Bulgaria’s ambassador in Washington, Luchezar Petkov, had resigned, President Georgi Purvanov confirmed on Tuesday.
Petkov’s resignation followed the announcement on 13 November that the ambassador in Ankara, Branimir Mladenov, has also resigned.
Both have been at the centre of a stand-off between Boiko Borisov’s government and President Georgi Purvanov.
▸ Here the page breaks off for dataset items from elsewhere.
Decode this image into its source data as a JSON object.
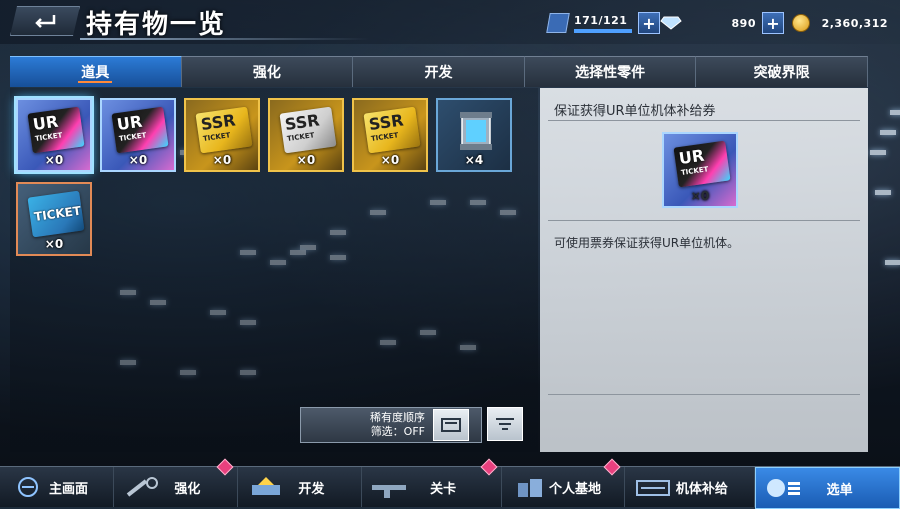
{
  "header": {
    "title": "持有物一览",
    "stamina": "171/121",
    "stamina_fill": 1.0,
    "gems": "890",
    "gold": "2,360,312"
  },
  "tabs": [
    {
      "label": "道具",
      "active": true
    },
    {
      "label": "强化",
      "active": false
    },
    {
      "label": "开发",
      "active": false
    },
    {
      "label": "选择性零件",
      "active": false
    },
    {
      "label": "突破界限",
      "active": false
    }
  ],
  "items": [
    {
      "kind": "ur",
      "ticket_text": "UR",
      "ticket_sub": "TICKET",
      "count": "×0",
      "selected": true
    },
    {
      "kind": "ur",
      "ticket_text": "UR",
      "ticket_sub": "TICKET",
      "count": "×0",
      "selected": false
    },
    {
      "kind": "ssr",
      "ticket_text": "SSR",
      "ticket_sub": "TICKET",
      "count": "×0",
      "selected": false
    },
    {
      "kind": "ssr2",
      "ticket_text": "SSR",
      "ticket_sub": "TICKET",
      "count": "×0",
      "selected": false
    },
    {
      "kind": "ssr",
      "ticket_text": "SSR",
      "ticket_sub": "TICKET",
      "count": "×0",
      "selected": false
    },
    {
      "kind": "part",
      "count": "×4",
      "selected": false
    },
    {
      "kind": "norm",
      "ticket_text": "TICKET",
      "count": "×0",
      "selected": false
    }
  ],
  "sort": {
    "line1": "稀有度顺序",
    "line2": "筛选：OFF"
  },
  "detail": {
    "title": "保证获得UR单位机体补给券",
    "ticket_text": "UR",
    "ticket_sub": "TICKET",
    "count": "×0",
    "description": "可使用票券保证获得UR单位机体。"
  },
  "nav": [
    {
      "label": "主画面",
      "icon": "home-icon",
      "badge": false,
      "active": false
    },
    {
      "label": "强化",
      "icon": "wrench-icon",
      "badge": true,
      "active": false
    },
    {
      "label": "开发",
      "icon": "develop-icon",
      "badge": false,
      "active": false
    },
    {
      "label": "关卡",
      "icon": "rifle-icon",
      "badge": true,
      "active": false
    },
    {
      "label": "个人基地",
      "icon": "base-icon",
      "badge": true,
      "active": false
    },
    {
      "label": "机体补给",
      "icon": "supply-icon",
      "badge": false,
      "active": false
    },
    {
      "label": "选单",
      "icon": "menu-icon",
      "badge": false,
      "active": true
    }
  ],
  "colors": {
    "accent_blue": "#2c7bd6",
    "badge_pink": "#e8407e",
    "tab_underline": "#ff8a3a"
  }
}
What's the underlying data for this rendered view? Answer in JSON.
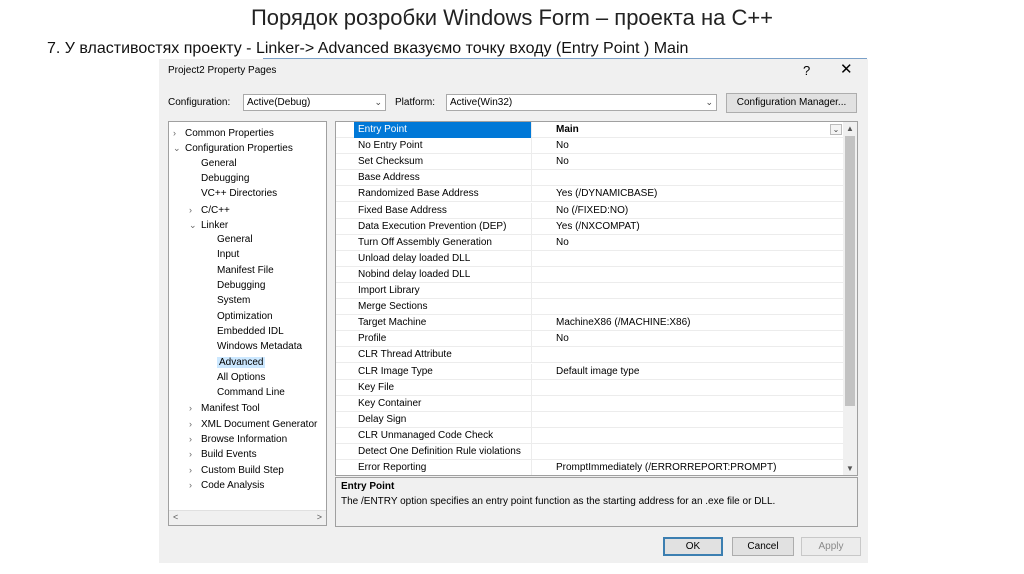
{
  "slide": {
    "title": "Порядок розробки  Windows Form – проекта на С++",
    "subtitle": "7. У властивостях проекту  - Linker-> Advanced вказуємо точку входу (Entry Point ) Main"
  },
  "dialog": {
    "title": "Project2 Property Pages",
    "help": "?",
    "close": "✕",
    "configuration_label": "Configuration:",
    "configuration_value": "Active(Debug)",
    "platform_label": "Platform:",
    "platform_value": "Active(Win32)",
    "config_manager_label": "Configuration Manager...",
    "ok_label": "OK",
    "cancel_label": "Cancel",
    "apply_label": "Apply"
  },
  "tree": {
    "items": [
      {
        "label": "Common Properties",
        "exp": "›"
      },
      {
        "label": "Configuration Properties",
        "exp": "⌄"
      },
      {
        "label": "General",
        "exp": ""
      },
      {
        "label": "Debugging",
        "exp": ""
      },
      {
        "label": "VC++ Directories",
        "exp": ""
      },
      {
        "label": "C/C++",
        "exp": "›"
      },
      {
        "label": "Linker",
        "exp": "⌄"
      },
      {
        "label": "General",
        "exp": ""
      },
      {
        "label": "Input",
        "exp": ""
      },
      {
        "label": "Manifest File",
        "exp": ""
      },
      {
        "label": "Debugging",
        "exp": ""
      },
      {
        "label": "System",
        "exp": ""
      },
      {
        "label": "Optimization",
        "exp": ""
      },
      {
        "label": "Embedded IDL",
        "exp": ""
      },
      {
        "label": "Windows Metadata",
        "exp": ""
      },
      {
        "label": "Advanced",
        "exp": ""
      },
      {
        "label": "All Options",
        "exp": ""
      },
      {
        "label": "Command Line",
        "exp": ""
      },
      {
        "label": "Manifest Tool",
        "exp": "›"
      },
      {
        "label": "XML Document Generator",
        "exp": "›"
      },
      {
        "label": "Browse Information",
        "exp": "›"
      },
      {
        "label": "Build Events",
        "exp": "›"
      },
      {
        "label": "Custom Build Step",
        "exp": "›"
      },
      {
        "label": "Code Analysis",
        "exp": "›"
      }
    ],
    "scroll_left": "<",
    "scroll_right": ">"
  },
  "grid": {
    "rows": [
      {
        "name": "Entry Point",
        "value": "Main"
      },
      {
        "name": "No Entry Point",
        "value": "No"
      },
      {
        "name": "Set Checksum",
        "value": "No"
      },
      {
        "name": "Base Address",
        "value": ""
      },
      {
        "name": "Randomized Base Address",
        "value": "Yes (/DYNAMICBASE)"
      },
      {
        "name": "Fixed Base Address",
        "value": "No (/FIXED:NO)"
      },
      {
        "name": "Data Execution Prevention (DEP)",
        "value": "Yes (/NXCOMPAT)"
      },
      {
        "name": "Turn Off Assembly Generation",
        "value": "No"
      },
      {
        "name": "Unload delay loaded DLL",
        "value": ""
      },
      {
        "name": "Nobind delay loaded DLL",
        "value": ""
      },
      {
        "name": "Import Library",
        "value": ""
      },
      {
        "name": "Merge Sections",
        "value": ""
      },
      {
        "name": "Target Machine",
        "value": "MachineX86 (/MACHINE:X86)"
      },
      {
        "name": "Profile",
        "value": "No"
      },
      {
        "name": "CLR Thread Attribute",
        "value": ""
      },
      {
        "name": "CLR Image Type",
        "value": "Default image type"
      },
      {
        "name": "Key File",
        "value": ""
      },
      {
        "name": "Key Container",
        "value": ""
      },
      {
        "name": "Delay Sign",
        "value": ""
      },
      {
        "name": "CLR Unmanaged Code Check",
        "value": ""
      },
      {
        "name": "Detect One Definition Rule violations",
        "value": ""
      },
      {
        "name": "Error Reporting",
        "value": "PromptImmediately (/ERRORREPORT:PROMPT)"
      }
    ],
    "dropdown_glyph": "⌄",
    "scroll_up": "▲",
    "scroll_down": "▼"
  },
  "description": {
    "title": "Entry Point",
    "text": "The /ENTRY option specifies an entry point function as the starting address for an .exe file or DLL."
  },
  "colors": {
    "selection": "#0078d7",
    "tree_selection": "#cce8ff",
    "primary_button_border": "#3c7fb1"
  }
}
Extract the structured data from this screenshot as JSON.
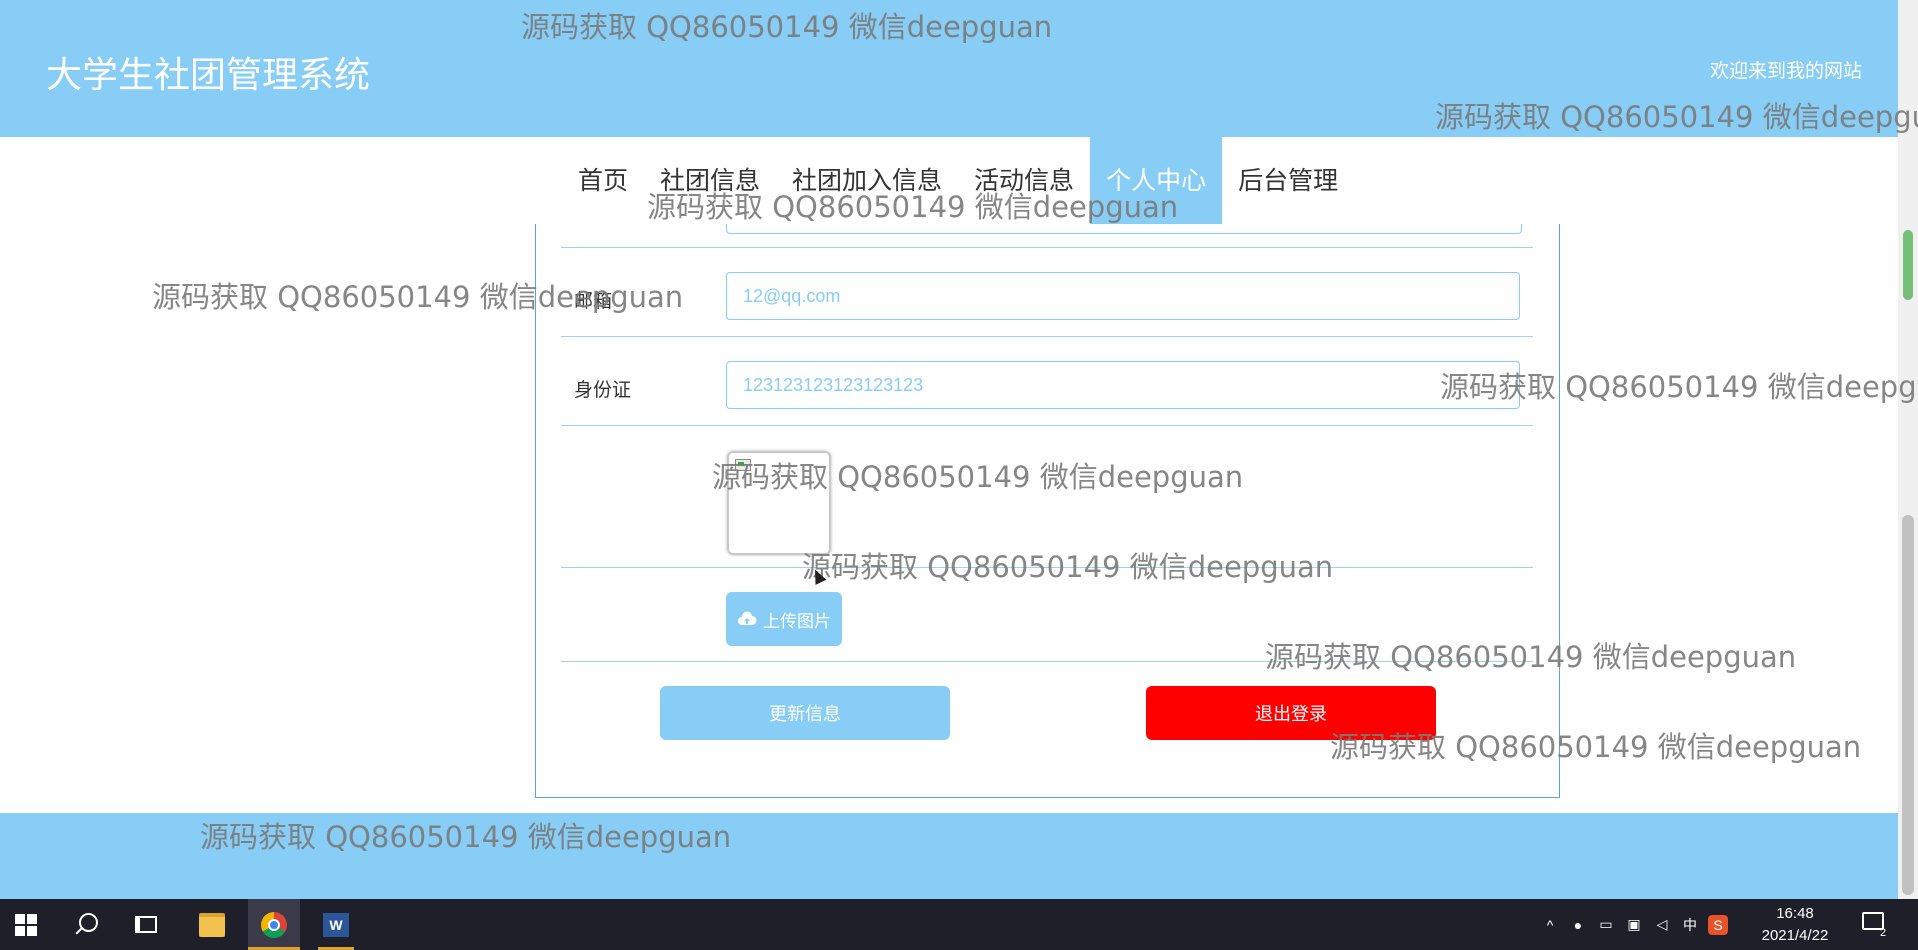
{
  "header": {
    "site_title": "大学生社团管理系统",
    "welcome": "欢迎来到我的网站"
  },
  "nav": {
    "items": [
      {
        "label": "首页",
        "active": false
      },
      {
        "label": "社团信息",
        "active": false
      },
      {
        "label": "社团加入信息",
        "active": false
      },
      {
        "label": "活动信息",
        "active": false
      },
      {
        "label": "个人中心",
        "active": true
      },
      {
        "label": "后台管理",
        "active": false
      }
    ]
  },
  "form": {
    "email_label": "邮箱",
    "email_value": "12@qq.com",
    "id_card_label": "身份证",
    "id_card_value": "123123123123123123",
    "upload_label": "上传图片",
    "update_label": "更新信息",
    "logout_label": "退出登录"
  },
  "watermark": {
    "text": "源码获取 QQ86050149 微信deepguan"
  },
  "taskbar": {
    "tray_ime": "中",
    "clock_time": "16:48",
    "clock_date": "2021/4/22",
    "notification_count": "2"
  },
  "colors": {
    "brand": "#87cdf6",
    "danger": "#ff0000",
    "taskbar": "#1f1f2a"
  }
}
Borisov wanted the two ambassadors to step down because of alleged irregularities at voting stations in the US and Turkey during Bulgaria’s July 2009 national parliamentary elections.
Purvanov, speaking after a 1 December meeting with Borisov and National Assembly Speaker Tsetska Tsacheva, said that the decrees confirming the withdrawal of the two ambassadors would be prepared on Wednesday and Thursday this week, Sofia Echo reports.
“The most important thing is who will replace them, because these are states with which we have strategic interests,” Purvanov said.
The cabinet’s decision to recall the two ambassadors earlier caused a public dispute between Purvanov and Borissov.
After Foreign Minister Roumyana Zheleva and the cabinet sent a request to Purvanov’s office to withdraw the ambassadors, Purvanov said that he had not been informed in detail about the two ambassadors’ violations and could not sign a decree which was sent to his administration at the last moment.
If the two ambassadors had broken the law, Purvanov said at the time, he would sign the decrees recalling them, but he wanted more information.
Meanwhile, as the saga dragged on, Zheleva made it clear to the two ambassadors that they did not have her support.
Since then, two smaller parties that support the government, but are not part of the government, said Purvanov should face impeachment for his actions over the past eight years and the fact that he used to work for the communist-era secret service.